For regulators and auditors, contracts are the artifact that makes “explain this decision” answerable. The audit trail is not a log of what happened. The audit trail is a record of which contract was in force and whether its terms were met. That distinction matters more every quarter. The EU AI Act’s high-risk system requirements land in August 2026, and a system without an audit trail, purpose binding, or kill switch is not just ungoverned; it is non-compliant under a regulation with penalties up to 7% of global turnover. Contracts are how you make compliance demonstrable rather than aspirational.
From vibes to protocols
The current state of agentic AI runs on implicit agreements, optimistic prompts, and a lot of post-hoc rationalization when things go wrong.

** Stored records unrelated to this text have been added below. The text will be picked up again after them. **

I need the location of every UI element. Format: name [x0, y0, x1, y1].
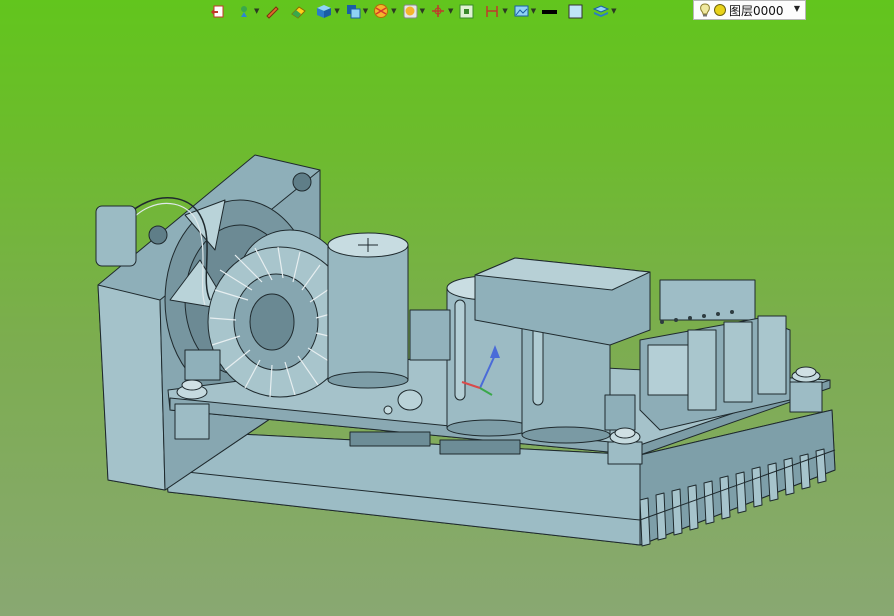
sketch-tool-icon [241, 5, 247, 17]
fill-color-icon [568, 4, 583, 18]
zoom-fit-icon [459, 4, 474, 18]
exit-sketch-button[interactable] [210, 1, 227, 21]
dropdown-arrow-icon[interactable]: ▼ [448, 7, 453, 15]
render-mode-button[interactable]: ▼ [402, 1, 430, 21]
line-color-icon [542, 9, 558, 14]
dimension-icon [486, 5, 499, 17]
electrolytic-capacitor [327, 232, 409, 389]
dimension-button[interactable]: ▼ [484, 1, 512, 21]
scene-button[interactable]: ▼ [513, 1, 541, 21]
fill-color-button[interactable] [567, 1, 584, 21]
scene-icon [514, 5, 529, 16]
zoom-fit-button[interactable] [458, 1, 475, 21]
layer-stack-button[interactable]: ▼ [593, 1, 621, 21]
layer-color-icon [714, 4, 726, 16]
render-mode-icon [403, 4, 418, 18]
sketch-tool-button[interactable]: ▼ [236, 1, 264, 21]
view-toolbar: ▼ ▼ ▼ ▼ ▼ ▼ ▼ ▼ ▼ [210, 0, 622, 22]
layer-name: 图层0000 [729, 3, 784, 18]
dropdown-arrow-icon[interactable]: ▼ [334, 7, 339, 15]
view-orientation-button[interactable]: ▼ [345, 1, 373, 21]
layer-select[interactable]: 图层0000 ▼ [693, 0, 806, 20]
chevron-down-icon[interactable]: ▼ [794, 4, 800, 13]
dropdown-arrow-icon[interactable]: ▼ [420, 7, 425, 15]
eraser-icon [291, 5, 307, 19]
dropdown-arrow-icon[interactable]: ▼ [611, 7, 616, 15]
section-view-icon [374, 3, 389, 18]
3d-model-viewport[interactable] [0, 0, 894, 616]
solid-cube-button[interactable]: ▼ [316, 1, 344, 21]
bulb-icon[interactable] [697, 2, 713, 18]
dropdown-arrow-icon[interactable]: ▼ [502, 7, 507, 15]
exit-sketch-icon [211, 5, 224, 17]
layer-stack-icon [593, 4, 610, 17]
section-view-button[interactable]: ▼ [373, 1, 401, 21]
solid-cube-icon [317, 4, 332, 18]
eraser-button[interactable] [290, 1, 307, 21]
pen-button[interactable] [264, 1, 281, 21]
line-color-button[interactable] [541, 1, 558, 21]
view-orientation-icon [346, 4, 361, 18]
pen-icon [266, 5, 280, 19]
coordinate-axes-button[interactable]: ▼ [430, 1, 458, 21]
coordinate-axes-icon [431, 4, 444, 17]
dropdown-arrow-icon[interactable]: ▼ [254, 7, 259, 15]
dropdown-arrow-icon[interactable]: ▼ [391, 7, 396, 15]
dropdown-arrow-icon[interactable]: ▼ [363, 7, 368, 15]
dropdown-arrow-icon[interactable]: ▼ [531, 7, 536, 15]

The deployments that are working are the ones quietly building contract-like structure under the hood, whether they call it that or not. The deployments that are failing at the 40% rate Gartner is forecasting are the ones still treating governance as something to bolt on later.
I want to be clear that none of this is a constraint on what AI can do. Contracts are not the opposite of capability; they are the precondition for deploying capability anywhere it actually matters. Every powerful technology we have ever deployed at scale, from credit to electricity to the internet, became deployable when we figured out the contractual layer that made it governable. Agentic AI is not going to be the exception.
The shift I am suggesting is not philosophical. It is operational, and it is available today. Stop asking how autonomous your agents are. Start asking what contracts they operate under, and who holds the pen.